Requires-Dist: pylint>=3.0; extra == "dev"
Requires-Dist: ruff>=0.1; extra == "dev"

# dispatch-kit

A tiny, **pure, dependency-free** library for gating expensive remote/external work — the same
machinery for a **cloud GPU job** (a Cloud Run L4 reached over a tailnet) and a **paid LLM/SDK API
call** (Gemini, Claude, Rowan). It answers three questions, fail-closed:

- **Can we afford it?** — a hard, reserve-on-approval **budget cap** (per-run + per-month).
- **Where should it run?** — a pure **router**: `LOCAL → LAN → CLOUD → SDK`, SDK opt-in only.
- **Is the external call safe?** — opt-in, audited **API egress** with reference-only secrets.

It owns the *policy* (afford / route / approve / egress); your app keeps its job entity,
persistence, and executor.
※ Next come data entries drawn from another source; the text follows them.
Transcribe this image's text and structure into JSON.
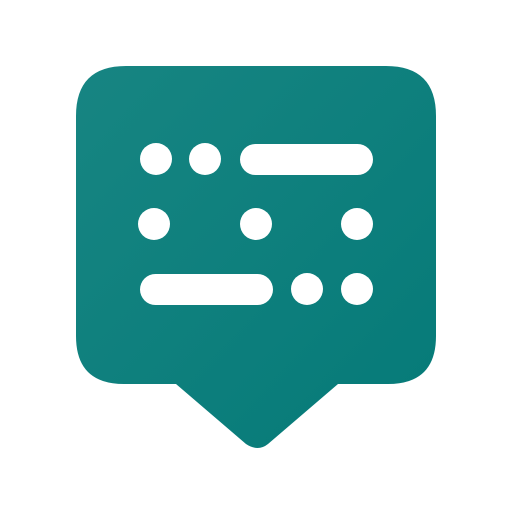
{
  "icon": {
    "name": "chat-bubble-morse-icon",
    "colors": {
      "gradient_start": "#178582",
      "gradient_end": "#057A78",
      "glyph": "#ffffff",
      "background": "#ffffff"
    },
    "rows": [
      [
        "dot",
        "dot",
        "dash"
      ],
      [
        "dot",
        "dot",
        "dot"
      ],
      [
        "dash",
        "dot",
        "dot"
      ]
    ]
  }
}
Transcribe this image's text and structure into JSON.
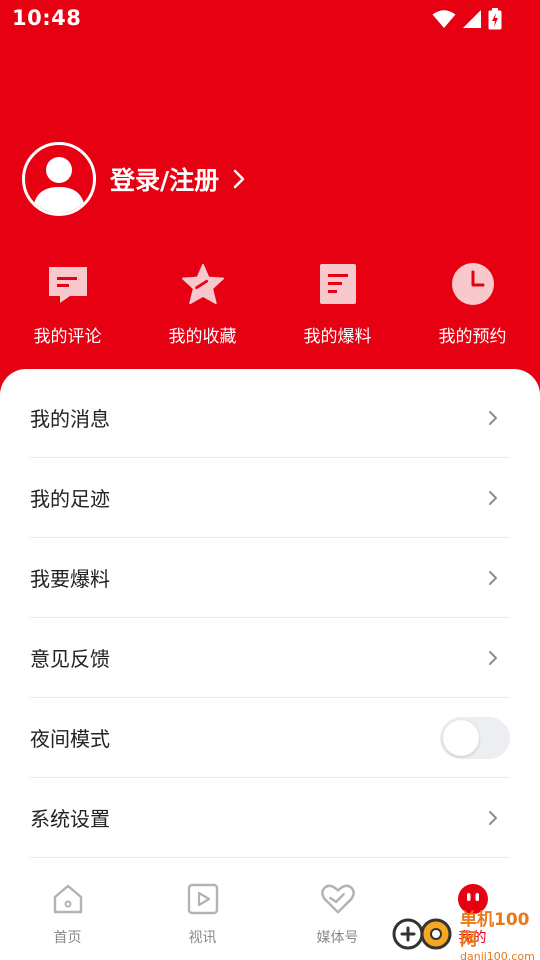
{
  "status_bar": {
    "time": "10:48",
    "icons": [
      "wifi-icon",
      "signal-icon",
      "battery-charging-icon"
    ]
  },
  "profile": {
    "login_label": "登录/注册",
    "avatar_icon": "user-avatar-icon",
    "chevron_icon": "chevron-right-icon"
  },
  "quick_actions": [
    {
      "label": "我的评论",
      "icon": "comment-icon"
    },
    {
      "label": "我的收藏",
      "icon": "star-icon"
    },
    {
      "label": "我的爆料",
      "icon": "document-icon"
    },
    {
      "label": "我的预约",
      "icon": "clock-icon"
    }
  ],
  "menu": {
    "items": [
      {
        "label": "我的消息",
        "control": "chevron"
      },
      {
        "label": "我的足迹",
        "control": "chevron"
      },
      {
        "label": "我要爆料",
        "control": "chevron"
      },
      {
        "label": "意见反馈",
        "control": "chevron"
      },
      {
        "label": "夜间模式",
        "control": "toggle",
        "toggle_on": false
      },
      {
        "label": "系统设置",
        "control": "chevron"
      }
    ]
  },
  "bottom_nav": {
    "items": [
      {
        "label": "首页",
        "icon": "home-icon",
        "active": false
      },
      {
        "label": "视讯",
        "icon": "video-play-icon",
        "active": false
      },
      {
        "label": "媒体号",
        "icon": "heart-icon",
        "active": false
      },
      {
        "label": "我的",
        "icon": "profile-face-icon",
        "active": true
      }
    ]
  },
  "watermark": {
    "title": "单机100网",
    "url": "danji100.com"
  },
  "colors": {
    "primary": "#e60012",
    "text": "#222222",
    "nav_inactive": "#8a8a8a",
    "divider": "#ececec",
    "watermark": "#e8791b"
  }
}
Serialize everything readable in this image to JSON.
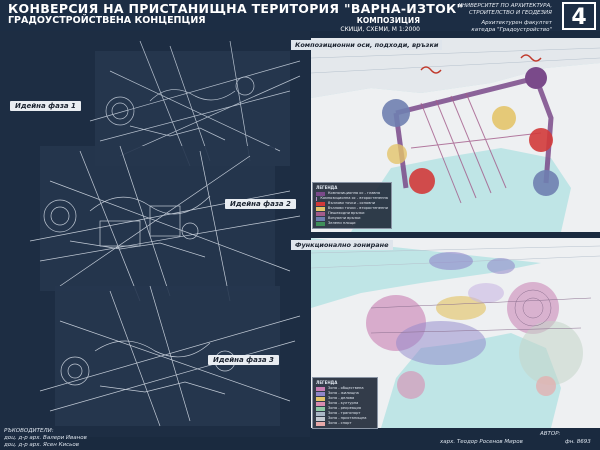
{
  "header": {
    "title": "КОНВЕРСИЯ НА ПРИСТАНИЩНА ТЕРИТОРИЯ \"ВАРНА-ИЗТОК\"",
    "subtitle": "ГРАДОУСТРОЙСТВЕНА КОНЦЕПЦИЯ",
    "university_line1": "УНИВЕРСИТЕТ ПО АРХИТЕКТУРА,",
    "university_line2": "СТРОИТЕЛСТВО И ГЕОДЕЗИЯ",
    "faculty_line1": "Архитектурен факултет",
    "faculty_line2": "катедра \"Градоустройство\"",
    "sheet_number": "4",
    "composition_title": "КОМПОЗИЦИЯ",
    "composition_scale": "СКИЦИ, СХЕМИ, М 1:2000"
  },
  "phases": {
    "phase1": "Идейна фаза 1",
    "phase2": "Идейна фаза 2",
    "phase3": "Идейна фаза 3"
  },
  "maps": {
    "top_title": "Композиционни оси, подходи, връзки",
    "bottom_title": "Функционално зониране"
  },
  "legend_top": {
    "title": "ЛЕГЕНДА",
    "items": [
      {
        "label": "Композиционна ос - главна",
        "color": "#7a4a8a"
      },
      {
        "label": "Композиционна ос - второстепенна",
        "color": "#b08cc0"
      },
      {
        "label": "Възлови точки - основни",
        "color": "#d23a3a"
      },
      {
        "label": "Възлови точки - второстепенни",
        "color": "#e3c46a"
      },
      {
        "label": "Пешеходни връзки",
        "color": "#a35b8a"
      },
      {
        "label": "Визуални връзки",
        "color": "#6f7fb0"
      },
      {
        "label": "Зелени площи",
        "color": "#3f8f5a"
      }
    ]
  },
  "legend_bottom": {
    "title": "ЛЕГЕНДА",
    "items": [
      {
        "label": "Зона - обществена",
        "color": "#c97fb3"
      },
      {
        "label": "Зона - жилищна",
        "color": "#8f86c9"
      },
      {
        "label": "Зона - делова",
        "color": "#e3c46a"
      },
      {
        "label": "Зона - културна",
        "color": "#d88bb0"
      },
      {
        "label": "Зона - рекреация",
        "color": "#8fc9a5"
      },
      {
        "label": "Зона - транспорт",
        "color": "#aab7c6"
      },
      {
        "label": "Зона - пристанищна",
        "color": "#c5cbd3"
      },
      {
        "label": "Зона - спорт",
        "color": "#e7a9a9"
      }
    ]
  },
  "footer": {
    "supervisors_label": "РЪКОВОДИТЕЛИ:",
    "supervisor1": "доц. д-р арх. Валери Иванов",
    "supervisor2": "доц. д-р арх. Ясен Кисьов",
    "author_label": "АВТОР:",
    "author_name": "харх. Теодор Росенов Миров",
    "faculty_number": "фн. 8693"
  },
  "colors": {
    "background": "#1a2a3f",
    "water": "#bfe5e6",
    "land": "#eef0f2",
    "header": "#1c2d44"
  }
}
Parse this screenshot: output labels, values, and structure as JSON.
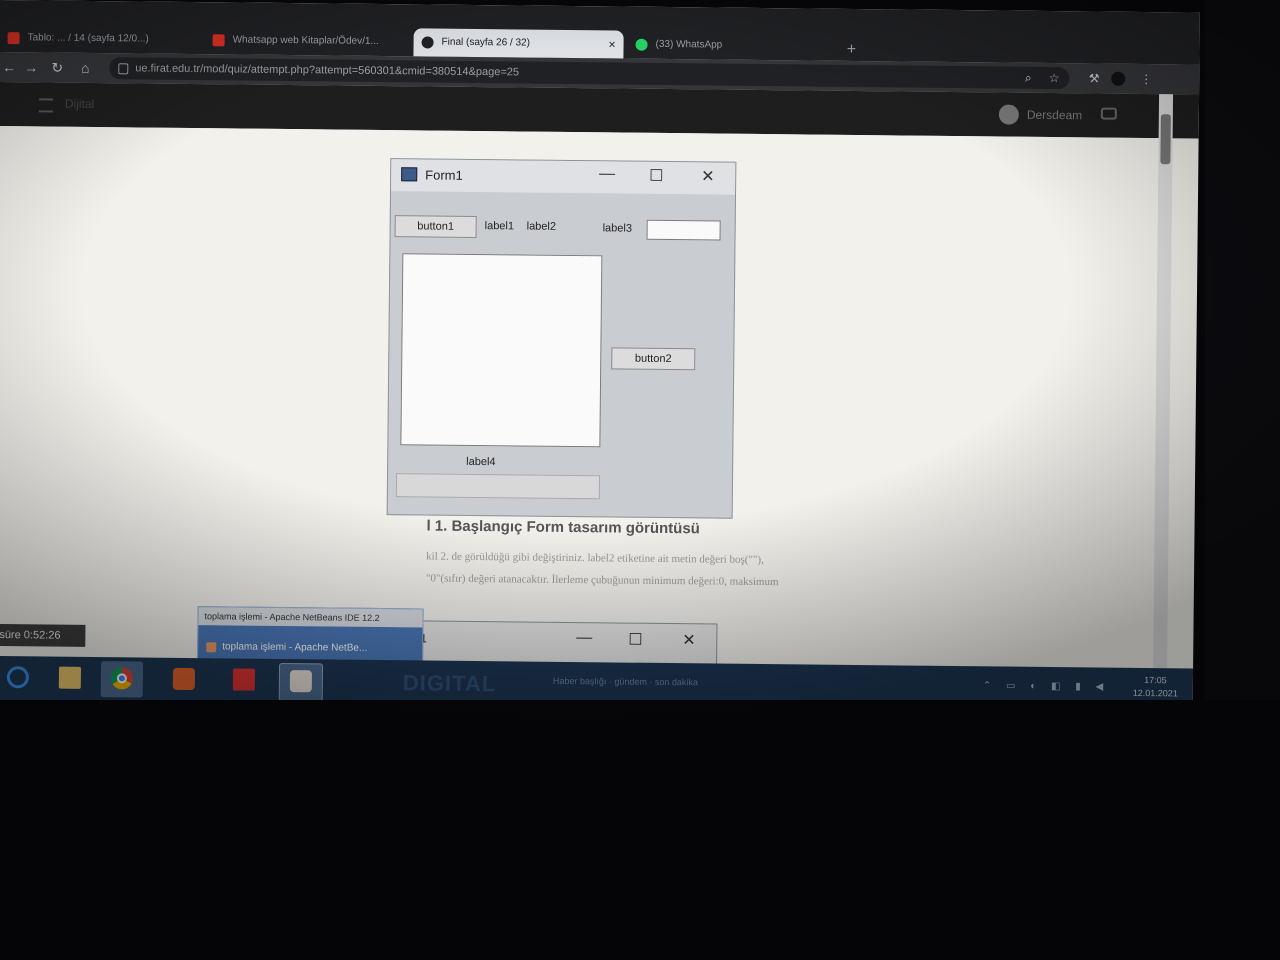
{
  "browser": {
    "tabs": [
      {
        "label": "Tablo: ... / 14 (sayfa 12/0...)",
        "favicon_color": "#d93025"
      },
      {
        "label": "Whatsapp web Kitaplar/Ödev/1...",
        "favicon_color": "#d93025"
      },
      {
        "label": "Final (sayfa 26 / 32)",
        "favicon_color": "#202124"
      },
      {
        "label": "(33) WhatsApp",
        "favicon_color": "#25d366"
      }
    ],
    "active_tab_close": "×",
    "new_tab": "+",
    "url": "ue.firat.edu.tr/mod/quiz/attempt.php?attempt=560301&cmid=380514&page=25"
  },
  "site": {
    "title": "Dijital",
    "user_name": "Dersdeam"
  },
  "form1": {
    "title": "Form1",
    "minimize": "—",
    "maximize": "☐",
    "close": "✕",
    "button1": "button1",
    "label1": "label1",
    "label2": "label2",
    "label3": "label3",
    "button2": "button2",
    "label4": "label4"
  },
  "content": {
    "caption": "l 1. Başlangıç Form tasarım görüntüsü",
    "line1": "kil 2. de görüldüğü gibi değiştiriniz. label2 etiketine ait metin değeri  boş(\"\"),",
    "line2": "\"0\"(sıfır) değeri atanacaktır. İlerleme çubuğunun minimum değeri:0, maksimum"
  },
  "form1_second": {
    "title": "1",
    "minimize": "—",
    "maximize": "☐",
    "close": "✕"
  },
  "timer": "süre 0:52:26",
  "netbeans_popup": {
    "title": "toplama işlemi - Apache NetBeans IDE 12.2",
    "label": "toplama işlemi - Apache NetBe..."
  },
  "taskbar": {
    "digital": "DIGITAL",
    "news": "Haber başlığı · gündem · son dakika",
    "clock_time": "17:05",
    "clock_date": "12.01.2021",
    "tray": "⌃ ▭ ◐ ◧ ▮ ◀"
  },
  "colors": {
    "accent": "#4285f4",
    "taskbar": "#1d3552",
    "page_bg": "#f2f1ec"
  }
}
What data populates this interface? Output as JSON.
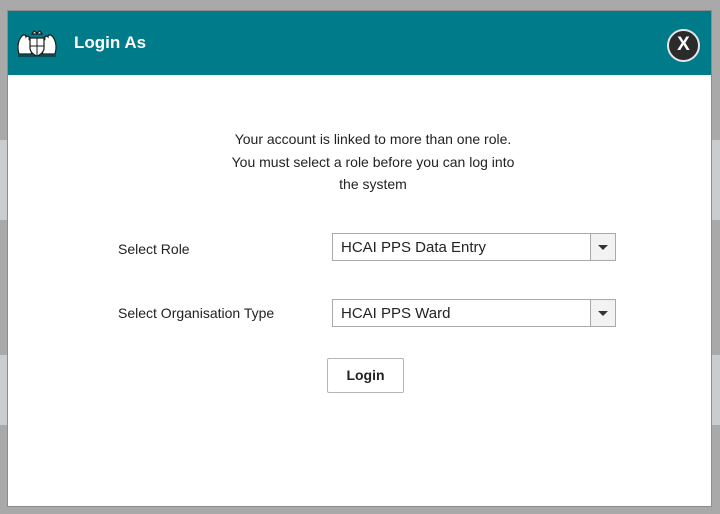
{
  "dialog": {
    "title": "Login As",
    "close_label": "X",
    "crest_icon": "royal-coat-of-arms-icon",
    "header_color": "#007b8a"
  },
  "message": {
    "line1": "Your account is linked to more than one role.",
    "line2": "You must select a role before you can log into",
    "line3": "the system"
  },
  "form": {
    "role_label": "Select Role",
    "role_value": "HCAI PPS Data Entry",
    "org_type_label": "Select Organisation Type",
    "org_type_value": "HCAI PPS Ward",
    "login_label": "Login"
  }
}
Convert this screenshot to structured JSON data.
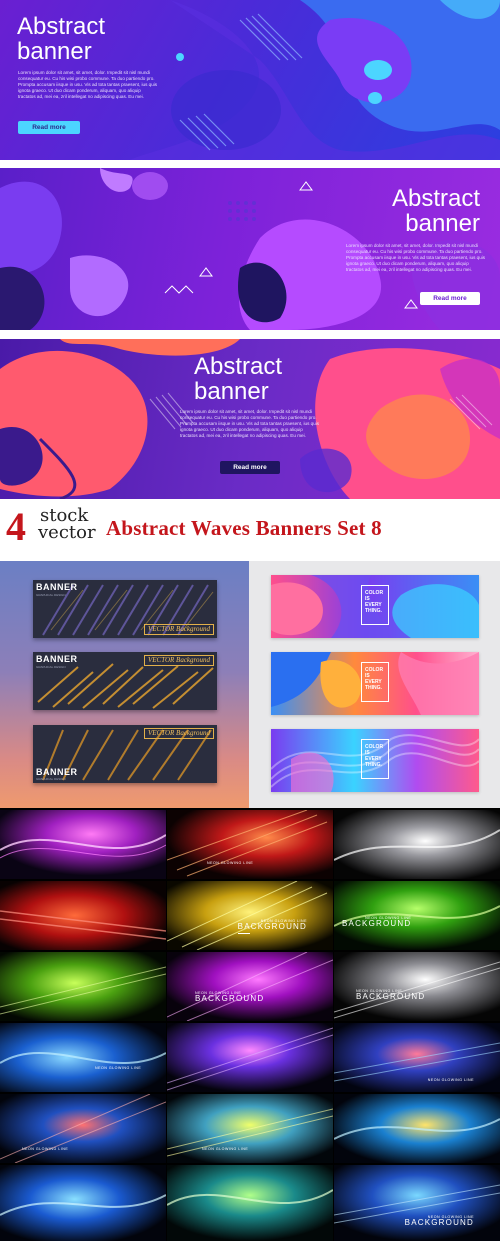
{
  "banners": [
    {
      "title_line1": "Abstract",
      "title_line2": "banner",
      "body": "Lorem ipsum dolor sit amet, sit amet, dolor. Impedit sit nisl mundi consequatur eu. Cu his wisi probo commune. Ta duo partiendo pro. Prompta accusam iisque in usu. Vis ad tota tantas praesent, ius quis ignota graeco. Ut duo dicam ponderum, aliquam, quo aliquip tractatos ad, mei ea, zril intellegat no adipiscing quas. Eu mei.",
      "button": "Read more"
    },
    {
      "title_line1": "Abstract",
      "title_line2": "banner",
      "body": "Lorem ipsum dolor sit amet, sit amet, dolor. Impedit sit nisl mundi consequatur eu. Cu his wisi probo commune. Ta duo partiendo pro. Prompta accusam iisque in usu. Vis ad tota tantas praesent, ius quis ignota graeco. Ut duo dicam ponderum, aliquam, quo aliquip tractatos ad, mei ea, zril intellegat no adipiscing quas. Eu mei.",
      "button": "Read more"
    },
    {
      "title_line1": "Abstract",
      "title_line2": "banner",
      "body": "Lorem ipsum dolor sit amet, sit amet, dolor. Impedit sit nisl mundi consequatur eu. Cu his wisi probo commune. Ta duo partiendo pro. Prompta accusam iisque in usu. Vis ad tota tantas praesent, ius quis ignota graeco. Ut duo dicam ponderum, aliquam, quo aliquip tractatos ad, mei ea, zril intellegat no adipiscing quas. Eu mei.",
      "button": "Read more"
    }
  ],
  "watermark": {
    "number": "4",
    "word1": "stock",
    "word2": "vector",
    "title": "Abstract Waves Banners Set 8"
  },
  "dark_cards": [
    {
      "label": "BANNER",
      "sub": "GRAPHICAL DESIGN",
      "tag": "VECTOR Background"
    },
    {
      "label": "BANNER",
      "sub": "GRAPHICAL DESIGN",
      "tag": "VECTOR Background"
    },
    {
      "label": "BANNER",
      "sub": "GRAPHICAL DESIGN",
      "tag": "VECTOR Background"
    }
  ],
  "fluid_cards": [
    {
      "l1": "COLOR",
      "l2": "IS",
      "l3": "EVERY",
      "l4": "THING."
    },
    {
      "l1": "COLOR",
      "l2": "IS",
      "l3": "EVERY",
      "l4": "THING."
    },
    {
      "l1": "COLOR",
      "l2": "IS",
      "l3": "EVERY",
      "l4": "THING."
    }
  ],
  "neon_caption": {
    "line1": "NEON GLOWING LINE",
    "line2": "BACKGROUND"
  },
  "colors": {
    "accent_red": "#c4161c",
    "violet": "#6a1fd1",
    "cyan": "#3ad3ff",
    "pink": "#ff5a8c"
  }
}
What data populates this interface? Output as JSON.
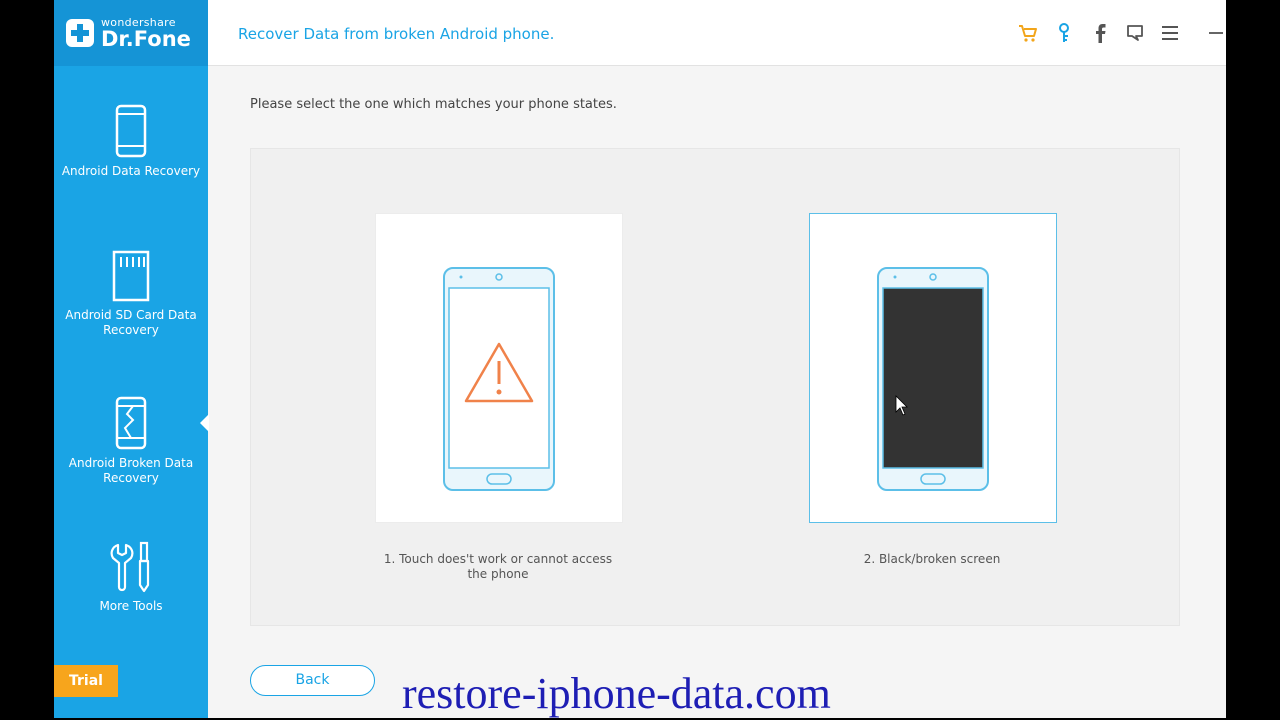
{
  "brand": {
    "small": "wondershare",
    "name": "Dr.Fone"
  },
  "header": {
    "title": "Recover Data from broken Android phone."
  },
  "toolbar_icons": [
    "cart-icon",
    "key-icon",
    "facebook-icon",
    "feedback-icon",
    "menu-icon",
    "minimize-icon",
    "close-icon"
  ],
  "sidebar": {
    "items": [
      {
        "label": "Android Data Recovery",
        "icon": "phone-icon"
      },
      {
        "label": "Android SD Card Data Recovery",
        "icon": "sd-card-icon"
      },
      {
        "label": "Android Broken Data Recovery",
        "icon": "broken-phone-icon"
      },
      {
        "label": "More Tools",
        "icon": "tools-icon"
      }
    ],
    "trial": "Trial"
  },
  "main": {
    "instruction": "Please select the one which matches your phone states.",
    "options": [
      {
        "label": "1. Touch does't work or cannot access the phone",
        "icon": "warning-phone-icon"
      },
      {
        "label": "2. Black/broken screen",
        "icon": "black-screen-phone-icon"
      }
    ],
    "back_label": "Back"
  },
  "watermark": "restore-iphone-data.com",
  "colors": {
    "accent": "#1aa4e5",
    "sidebar": "#1aa4e5",
    "trial": "#f7a51c",
    "warning": "#f0824a",
    "screen": "#333333"
  }
}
The transport *auth* (who may talk) is a separate concern — pair this
with [`tailnet-guard`](https://github.com/falahat/tailnet-guard). Stdlib only; every check is
fail-closed (default budget `0` = paid work off; SDK never auto-selected; a missing key refuses).

## Use

```python
from decimal import Decimal
from dispatch_kit import (
    BudgetCap, BudgetState, CostRates, admits, estimate_cost,   # the hard $ cap
    select_backend, BackendKind, ToolRequirements,              # the where
    SecretRef, ExternalEndpoint, log_egress,                    # opt-in API egress
    Approval,                                                   # the approval audit fact
)

# 1. Reserve-on-approval: refuse a job that would push past the cap (both windows).
rates = CostRates(gpu_usd_per_s=Decimal("0.0008"), vcpu_usd_per_s=Decimal("0.00001"),
                  gib_usd_per_s=Decimal("0.000002"), idle_tail_s=Decimal(600))
cost = estimate_cost(rates, max_runtime_s=3600, vcpus=8, memory_gib=32)   # an UPPER bound
decision = admits(cost, run_state, month_state, BudgetCap(run_usd=Decimal(50), month_usd=Decimal(500)))
if not decision.admitted:
    raise OverBudget(decision.reason)        # default cap is $0 — paid work is off until you set one

# 2. Pick where it runs — LOCAL first, SDK only if explicitly allowed.
backend = select_backend(my_backends, ToolRequirements(tool_id="cofold", min_vram_gb=24.0))

# 3. An LLM/SDK key is a REFERENCE (env var name), resolved at call time, never logged.
gemini = ExternalEndpoint("gemini", "https://generativelanguage.googleapis.com",
                          SecretRef("GEMINI_API_KEY"))
log_egress(gemini, detail="summarize")       # audit that data left the boundary
headers = {"Authorization": gemini.bearer()} # raises if the key is unset (never an unauth call)
```

## What's in the box

| Module | Purpose |
|---|---|
| `budget` | `BudgetCap` / `BudgetState` / `CostRates` / `admits` / `estimate_cost` — the hard, Decimal-exact, reserve-on-approval cap across a run + month window |
| `estimate` | `CostEstimate` / `HostCapabilities` / `vram_fits` — the one "no GPU ⇒ a GPU job is infeasible" rule, shared by the gate and the router |
| `routing` | `BackendKind` / `BackendCapabilities` / `ToolRequirements` / `select_backend` (generic over a `Routable`) — the pure `LOCAL→LAN→CLOUD→SDK` policy; SDK opt-in |
| `egress` | `SecretRef` / `ExternalEndpoint` / `log_egress` — reference-only API keys, https-only, fail-closed on a missing key, audited egress (SDKs **and** LLM APIs) |
| `approval` | `Approval` / `ApprovalOutcome` — the who/when/why audit fact for a gated job |
| `dispatch` | `JobStore` / `Transport` / `WorkerExecutor` protocols + `is_lease_stale` / `should_give_up` / `Lease` — the run-it-once-recoverably contract (atomic claim, stale-reject, lease recovery); push vs pull is only the `Transport` adapter |

## Notes

- **The budget cap lives in your dispatch service, never the UI** — an agent hitting the API
  directly is still gated. Default cap `$0`; if spend can't be computed, refuse.
- **Reserve on approval, reconcile on completion** — approving reserves the estimate immediately so
  a burst counts against the cap; the worker's true runtime reconciles `reserved → spent`.
- **SDK / external egress is the one deliberate exception** — never the default (`allow_sdk` /
  opt-in), always logged, the key sourced from a secret at call time and never written to a log.